Deutschland konnte außer Frankreich, Italien und Zypern alle anderen hinter sich versammeln.

Als zweite, wie groß Frankreichs und Italiens Verständnis für die Winkelzüge von Tsipras ist. Ob das nur eine Mentalitätsfrage oder viel mehr eine letzte Warnung vor einer "immer engeren Union" innerhalb der Eurozone ist, wäre sicher ein interessantes Gesprächsthema zwischen dem britischen Premier und der Bundeskanzlerin.

Als dritte und wichtigste Erkenntnis dürfte jedoch die Unmöglichkeit gelten, irgendein Land aus der Eurozone herauszubitten oder herauszulassen - selbst wenn seine Regierung schon Vorkehrungen trifft. Die Mitgliedschaft im Euro scheint sakrosankt, genau deshalb steht in den Verträgen wohl auch nichts drin von einem Austritt.

Die Option eines Austritts hätte die Eurozone gestärkt und ihrer unvollkommenen Währungsunion mehr Wahrhaftigkeit verliehen. Griechenland hätte trotzdem gerettet werden müssen, doch ohne die Fessel der ungeschriebenen No-Exit-Klausel. Mit einer eigenen Währungspolitik würde ein Schuldenschnitt auch nicht so schnell wieder verpuffen wie der der privaten Gläubiger im Oktober 2011. Die wiedererlangte Eigenverantwortung hätte genutzt werden können, um wirtschaftsliberale Reformen aus eigenem Antrieb umzusetzen - nicht weil sie verordnet werden. Die benötigte Hilfe erhält Griechenland so oder so. 
Es ging diesmal um die Art von Hilfe zur Selbsthilfe.
Dass Frankreich sich in dieser Situation medienwirksam schützend vor Griechenland warf, um genau das zu verhindern, sagt viel über sein hegemoniales Verständnis aus.
Leider ist die öffentliche Wahrnehmung gegenteilig. Nicht nur bei den üblichen Verdächtigen des linken Spektrums in Europa. Auch aus Amerika kommen immer harschere Artikel.

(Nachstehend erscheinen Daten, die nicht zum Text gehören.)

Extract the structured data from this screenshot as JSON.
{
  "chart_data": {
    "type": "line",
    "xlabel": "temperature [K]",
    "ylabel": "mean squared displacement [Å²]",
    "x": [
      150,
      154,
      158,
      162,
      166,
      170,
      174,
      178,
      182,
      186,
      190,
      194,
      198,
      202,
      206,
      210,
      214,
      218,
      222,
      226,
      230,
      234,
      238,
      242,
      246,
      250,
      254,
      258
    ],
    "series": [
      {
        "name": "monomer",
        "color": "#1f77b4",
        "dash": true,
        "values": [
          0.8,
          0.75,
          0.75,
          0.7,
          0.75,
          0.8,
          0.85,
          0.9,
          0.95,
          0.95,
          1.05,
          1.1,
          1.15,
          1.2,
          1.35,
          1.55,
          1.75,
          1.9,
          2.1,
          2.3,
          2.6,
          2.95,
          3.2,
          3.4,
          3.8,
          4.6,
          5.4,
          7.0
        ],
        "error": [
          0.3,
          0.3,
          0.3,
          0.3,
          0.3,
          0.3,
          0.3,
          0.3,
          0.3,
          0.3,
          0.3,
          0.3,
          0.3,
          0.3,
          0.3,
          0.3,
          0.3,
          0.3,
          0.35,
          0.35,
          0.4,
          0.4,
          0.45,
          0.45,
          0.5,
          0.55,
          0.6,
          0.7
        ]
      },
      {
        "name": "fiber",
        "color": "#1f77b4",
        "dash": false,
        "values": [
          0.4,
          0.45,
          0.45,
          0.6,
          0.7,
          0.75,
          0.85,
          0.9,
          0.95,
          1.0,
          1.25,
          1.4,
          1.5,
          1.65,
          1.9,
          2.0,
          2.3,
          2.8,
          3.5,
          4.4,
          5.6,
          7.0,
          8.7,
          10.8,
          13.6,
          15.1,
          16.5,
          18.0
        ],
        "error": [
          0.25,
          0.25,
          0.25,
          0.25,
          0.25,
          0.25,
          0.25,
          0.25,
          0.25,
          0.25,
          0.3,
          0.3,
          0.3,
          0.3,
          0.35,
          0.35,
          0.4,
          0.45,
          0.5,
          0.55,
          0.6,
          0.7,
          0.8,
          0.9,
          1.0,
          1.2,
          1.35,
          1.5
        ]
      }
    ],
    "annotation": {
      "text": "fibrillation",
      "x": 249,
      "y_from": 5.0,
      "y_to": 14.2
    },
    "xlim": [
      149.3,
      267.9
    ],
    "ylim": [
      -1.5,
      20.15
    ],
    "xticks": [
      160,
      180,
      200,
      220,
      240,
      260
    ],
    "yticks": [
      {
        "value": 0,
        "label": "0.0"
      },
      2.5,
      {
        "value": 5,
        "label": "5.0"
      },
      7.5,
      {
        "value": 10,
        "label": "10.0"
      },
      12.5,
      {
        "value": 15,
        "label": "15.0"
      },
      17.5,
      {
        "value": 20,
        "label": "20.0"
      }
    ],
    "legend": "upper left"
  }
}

Also warum sollten die Bundestagsabgeordneten ausgerechnet bei dieser Abstimmung die Bundesregierung alt aussehen lassen, wo sie doch bis ans Äußerste gegangen ist und immer noch dafür geschmäht wird? Und Deutschland gar boykottiert werden soll, nur weil unser Finanzminister im Angesicht eines völligen Vertrauensverlustes, der selbst einer noch so wohlwollenden Betrachtung der Intentionen des Verhandlungspartners die Basis für ein weiter-so-auf-diesem-Weg entzieht, eine Alternative sucht. Ja, suchen muss.
Hätte Deutschland allerdings nicht eingelenkt und den Kompromiss nicht mitgetragen, stünden vermutlich jetzt weniger hinter dem Land, welchem Führung angetragen wird.
Wie sehr sich eine Führungsmacht beim führen unbeliebt machen kann, erlebt Deutschland jetzt. Aber übertreiben sollte es auch nicht.

Denn nach wie vor ist es für Deutschland in Europa von Vorteil Alliancen zu bilden, nicht sich zu isolieren.


Erling Plaethe  

1 Kommentar:

  1. All das spricht dafür, jegliches Pathos aus dem "europäischen Projekt" zu nehmen und "Europa" vor allem nüchtern als Institution zur friedlichen Kompromissfindung bei vorliegenden unterschiedlichen nationalen Interessen anzusehen.